The new version of Tableau, number 10, got released whilst I was busy sunning myself on holiday. This mean there was at least something to look forward to in returning to the world of work 🙂
This means that Tableau can now do “proper” joins (i.e. not blends) that span different databases, even different database technologies. So for instance, you can execute an inner join from one table from SQL Server onto data from another table in Redshift, and analyse the result as though it all came from the same place. Better yet, you can publish the resulting datasource as a Tableau Server datasource so everyone can join in the fun, without even having to care where it came from in the first place.
Below a few notes / warnings from my early experimentations. Some may sound critical, but, overall, this is truly a great feature that will enable the less ETL-loving folks to get more done quicker, and/or without the resources of tech database specialists or sofwtare being needed.
- Excel counts as a database (as does any other supported file format). This means you can simulate database joins between multiple Excel files for instance without having to modify them in any way.
- You can use a custom SQL statement as the “table” you’re joining to or from in any join: i.e. you’re not restricted to just the formal tables on the database. This means that if you’re an SQL wizard who would prefer to have the database preprocess stuff before it hits Tableau, you can do that in the context of a cross-database join.
- Warning! I believe (from experience 🙂 ) Tableau downloads all the data from the tables you choose to your local computer before performing the join. This is kind of predictable if you think it through, but not totally. If you know what an Alteryx “in-database tool” is, then this is not like one of those.
The joining is on your computer, even if you don’t need to care about that.

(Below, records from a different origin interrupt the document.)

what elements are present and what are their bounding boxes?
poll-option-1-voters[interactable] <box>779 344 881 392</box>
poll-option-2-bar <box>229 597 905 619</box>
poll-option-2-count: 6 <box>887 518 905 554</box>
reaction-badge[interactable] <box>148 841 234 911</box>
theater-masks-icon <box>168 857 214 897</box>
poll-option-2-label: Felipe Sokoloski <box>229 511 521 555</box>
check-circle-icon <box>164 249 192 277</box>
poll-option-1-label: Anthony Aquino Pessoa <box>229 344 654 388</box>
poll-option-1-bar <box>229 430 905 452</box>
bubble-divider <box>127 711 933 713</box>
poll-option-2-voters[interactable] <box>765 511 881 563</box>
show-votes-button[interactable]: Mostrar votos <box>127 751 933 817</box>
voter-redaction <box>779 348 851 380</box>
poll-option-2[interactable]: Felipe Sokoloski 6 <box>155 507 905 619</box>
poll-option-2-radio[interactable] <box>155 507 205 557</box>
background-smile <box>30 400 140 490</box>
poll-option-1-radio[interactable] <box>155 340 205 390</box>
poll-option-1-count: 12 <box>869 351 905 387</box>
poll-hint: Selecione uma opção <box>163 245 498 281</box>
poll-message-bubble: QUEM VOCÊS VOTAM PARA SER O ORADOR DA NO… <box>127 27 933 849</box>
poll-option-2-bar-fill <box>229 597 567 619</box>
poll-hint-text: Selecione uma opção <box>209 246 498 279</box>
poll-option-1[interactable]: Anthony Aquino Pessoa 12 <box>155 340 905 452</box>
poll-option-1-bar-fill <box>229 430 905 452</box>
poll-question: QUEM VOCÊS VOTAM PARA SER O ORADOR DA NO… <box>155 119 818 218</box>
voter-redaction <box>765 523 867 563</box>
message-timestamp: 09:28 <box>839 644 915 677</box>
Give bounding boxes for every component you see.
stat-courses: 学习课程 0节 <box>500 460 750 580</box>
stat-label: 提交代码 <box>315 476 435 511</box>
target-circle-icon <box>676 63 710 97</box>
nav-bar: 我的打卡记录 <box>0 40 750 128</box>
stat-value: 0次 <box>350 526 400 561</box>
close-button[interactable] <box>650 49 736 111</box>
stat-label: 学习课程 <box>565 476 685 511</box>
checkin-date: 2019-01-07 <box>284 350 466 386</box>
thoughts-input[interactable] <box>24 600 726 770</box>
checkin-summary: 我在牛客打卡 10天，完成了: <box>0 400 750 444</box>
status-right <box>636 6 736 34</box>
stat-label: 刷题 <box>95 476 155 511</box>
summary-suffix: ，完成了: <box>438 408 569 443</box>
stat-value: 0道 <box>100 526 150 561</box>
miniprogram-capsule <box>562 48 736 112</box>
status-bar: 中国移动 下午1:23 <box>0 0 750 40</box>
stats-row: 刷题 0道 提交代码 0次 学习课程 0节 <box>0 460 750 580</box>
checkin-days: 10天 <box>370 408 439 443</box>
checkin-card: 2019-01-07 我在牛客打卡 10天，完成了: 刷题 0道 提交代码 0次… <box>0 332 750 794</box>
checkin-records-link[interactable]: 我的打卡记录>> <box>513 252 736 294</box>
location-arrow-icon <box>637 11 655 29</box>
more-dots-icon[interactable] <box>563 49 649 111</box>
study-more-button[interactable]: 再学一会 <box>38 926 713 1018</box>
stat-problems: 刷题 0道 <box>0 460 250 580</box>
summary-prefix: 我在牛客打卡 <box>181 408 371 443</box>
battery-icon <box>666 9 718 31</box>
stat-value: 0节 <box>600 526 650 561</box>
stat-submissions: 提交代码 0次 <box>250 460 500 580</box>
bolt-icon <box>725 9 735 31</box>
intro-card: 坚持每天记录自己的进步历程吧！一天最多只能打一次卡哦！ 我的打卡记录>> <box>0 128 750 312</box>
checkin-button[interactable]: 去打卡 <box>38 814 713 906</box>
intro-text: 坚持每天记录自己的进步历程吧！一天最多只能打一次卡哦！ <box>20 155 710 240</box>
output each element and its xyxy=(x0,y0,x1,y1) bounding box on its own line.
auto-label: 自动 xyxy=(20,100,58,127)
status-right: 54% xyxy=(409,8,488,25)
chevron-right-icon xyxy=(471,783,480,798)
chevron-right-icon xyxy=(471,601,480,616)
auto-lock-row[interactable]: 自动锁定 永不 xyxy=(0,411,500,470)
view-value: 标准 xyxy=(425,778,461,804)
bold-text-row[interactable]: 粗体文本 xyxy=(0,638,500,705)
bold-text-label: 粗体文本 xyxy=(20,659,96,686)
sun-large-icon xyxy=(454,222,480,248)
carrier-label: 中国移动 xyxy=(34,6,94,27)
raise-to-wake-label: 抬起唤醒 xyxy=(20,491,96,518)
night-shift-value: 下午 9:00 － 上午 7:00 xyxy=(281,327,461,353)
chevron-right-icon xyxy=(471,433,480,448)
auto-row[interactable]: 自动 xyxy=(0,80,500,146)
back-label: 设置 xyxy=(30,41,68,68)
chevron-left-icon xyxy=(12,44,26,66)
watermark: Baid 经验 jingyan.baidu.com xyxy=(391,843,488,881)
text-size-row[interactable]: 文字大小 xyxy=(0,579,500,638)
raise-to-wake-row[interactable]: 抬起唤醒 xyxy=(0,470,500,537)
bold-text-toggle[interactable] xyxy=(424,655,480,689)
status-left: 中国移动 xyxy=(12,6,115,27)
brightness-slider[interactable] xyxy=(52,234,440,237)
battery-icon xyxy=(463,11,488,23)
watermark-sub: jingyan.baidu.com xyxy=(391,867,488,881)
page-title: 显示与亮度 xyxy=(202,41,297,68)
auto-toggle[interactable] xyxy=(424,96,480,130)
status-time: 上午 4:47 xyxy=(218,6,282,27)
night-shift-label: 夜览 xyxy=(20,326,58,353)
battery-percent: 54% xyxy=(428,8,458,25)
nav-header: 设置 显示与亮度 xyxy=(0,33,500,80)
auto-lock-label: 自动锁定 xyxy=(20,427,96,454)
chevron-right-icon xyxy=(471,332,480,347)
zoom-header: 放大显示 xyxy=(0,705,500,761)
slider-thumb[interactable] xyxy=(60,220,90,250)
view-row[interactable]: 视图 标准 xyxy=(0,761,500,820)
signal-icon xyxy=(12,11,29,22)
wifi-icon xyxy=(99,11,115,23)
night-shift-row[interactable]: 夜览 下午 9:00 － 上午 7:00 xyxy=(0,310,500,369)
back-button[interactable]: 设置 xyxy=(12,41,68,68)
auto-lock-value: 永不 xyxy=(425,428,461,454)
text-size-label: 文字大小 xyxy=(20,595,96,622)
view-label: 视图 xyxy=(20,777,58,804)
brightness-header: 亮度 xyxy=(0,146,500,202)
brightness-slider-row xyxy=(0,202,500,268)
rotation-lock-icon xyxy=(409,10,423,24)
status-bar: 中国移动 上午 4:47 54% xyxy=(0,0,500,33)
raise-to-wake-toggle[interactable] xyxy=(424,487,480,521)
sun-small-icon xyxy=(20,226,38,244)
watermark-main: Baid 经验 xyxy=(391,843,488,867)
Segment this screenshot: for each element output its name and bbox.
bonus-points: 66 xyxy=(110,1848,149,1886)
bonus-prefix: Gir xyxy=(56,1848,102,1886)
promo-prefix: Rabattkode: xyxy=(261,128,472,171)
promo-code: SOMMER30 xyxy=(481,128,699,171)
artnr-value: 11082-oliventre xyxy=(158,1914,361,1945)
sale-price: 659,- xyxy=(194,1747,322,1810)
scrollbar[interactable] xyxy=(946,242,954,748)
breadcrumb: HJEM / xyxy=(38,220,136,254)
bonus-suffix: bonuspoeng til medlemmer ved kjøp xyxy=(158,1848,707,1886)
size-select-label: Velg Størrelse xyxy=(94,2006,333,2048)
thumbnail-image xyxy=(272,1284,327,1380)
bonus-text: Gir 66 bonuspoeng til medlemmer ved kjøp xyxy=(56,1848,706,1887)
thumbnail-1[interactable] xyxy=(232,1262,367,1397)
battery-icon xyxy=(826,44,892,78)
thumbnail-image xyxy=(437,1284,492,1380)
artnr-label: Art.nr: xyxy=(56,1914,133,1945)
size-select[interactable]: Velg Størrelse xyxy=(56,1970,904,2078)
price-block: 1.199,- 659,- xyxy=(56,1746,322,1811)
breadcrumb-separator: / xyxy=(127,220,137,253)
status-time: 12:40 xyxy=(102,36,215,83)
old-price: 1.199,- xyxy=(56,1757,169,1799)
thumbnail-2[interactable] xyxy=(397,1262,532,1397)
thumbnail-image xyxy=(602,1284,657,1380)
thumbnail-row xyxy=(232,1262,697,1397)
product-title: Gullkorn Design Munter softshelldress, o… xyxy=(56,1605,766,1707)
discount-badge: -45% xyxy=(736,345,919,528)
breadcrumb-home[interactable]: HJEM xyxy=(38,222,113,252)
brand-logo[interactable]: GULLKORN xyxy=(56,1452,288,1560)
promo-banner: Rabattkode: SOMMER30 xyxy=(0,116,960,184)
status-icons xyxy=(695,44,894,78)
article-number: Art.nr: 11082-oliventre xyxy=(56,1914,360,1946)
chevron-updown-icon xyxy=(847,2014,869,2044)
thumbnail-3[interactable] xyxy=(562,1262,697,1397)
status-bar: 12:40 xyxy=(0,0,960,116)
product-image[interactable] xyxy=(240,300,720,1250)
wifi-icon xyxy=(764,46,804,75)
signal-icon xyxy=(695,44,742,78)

This means that if you’re inner joining a table of 10 rows in one database to 10 out of a possible 1 billion rows in another database to create an extract, Tableau will be downloading 1 billion and 10 rows to your computer before later returning you the post-join 10 rows as your datasource. You can apply data source filters to your tables before extracting though which might help alleviate some of the potential pain here.
- You can do left, inner and right joins very easily, joining on any number of fields as the key. But I didn’t see a facility for conditional joins, in the sense of saying “download all sales from Redshift for a customer whose info is in Oracle where the sales are between the start and end date of the customer’s first 6 weeks according to Oralce”. You would have to let it download and show you all of the joined data and then use formula in Tableau afterwards to filter out what you don’t want.
- Some data connection types aren’t allowed to be involved in cross database joins at the moment. A Tableau blog post lists these as:
- Tableau Server
- Google Analytics
- Microsoft Analysis Services
- Microsoft PowerPivot
- Oracle Essbase
- SAP BW
- Teradata OLAP Connector
The big shame for me on that list is Tableau Server. Tableau Server datasources are a very cool way for non-DBAs to share analytically-useful data around the organisation (or DBA professionals to provide a lovely structured, governed, datasource ideal for Tableau users to use). I have however found that they can result in semi-silos, as exporting or manipulating them has certain limitations vs standard databases. If one could cross-database join these types of datasource one day it would be an amazing way of adding extra flexibility to that feature
- Performance may be super great, or it may be super slow, depending on your exact database setup.
But all those compliments and complaints aside, debt is very much due to the makers of Tableau 10 for providing one fewer reason for analysts to load up other software, or pester other departments, before getting started on analysing all your lovely data.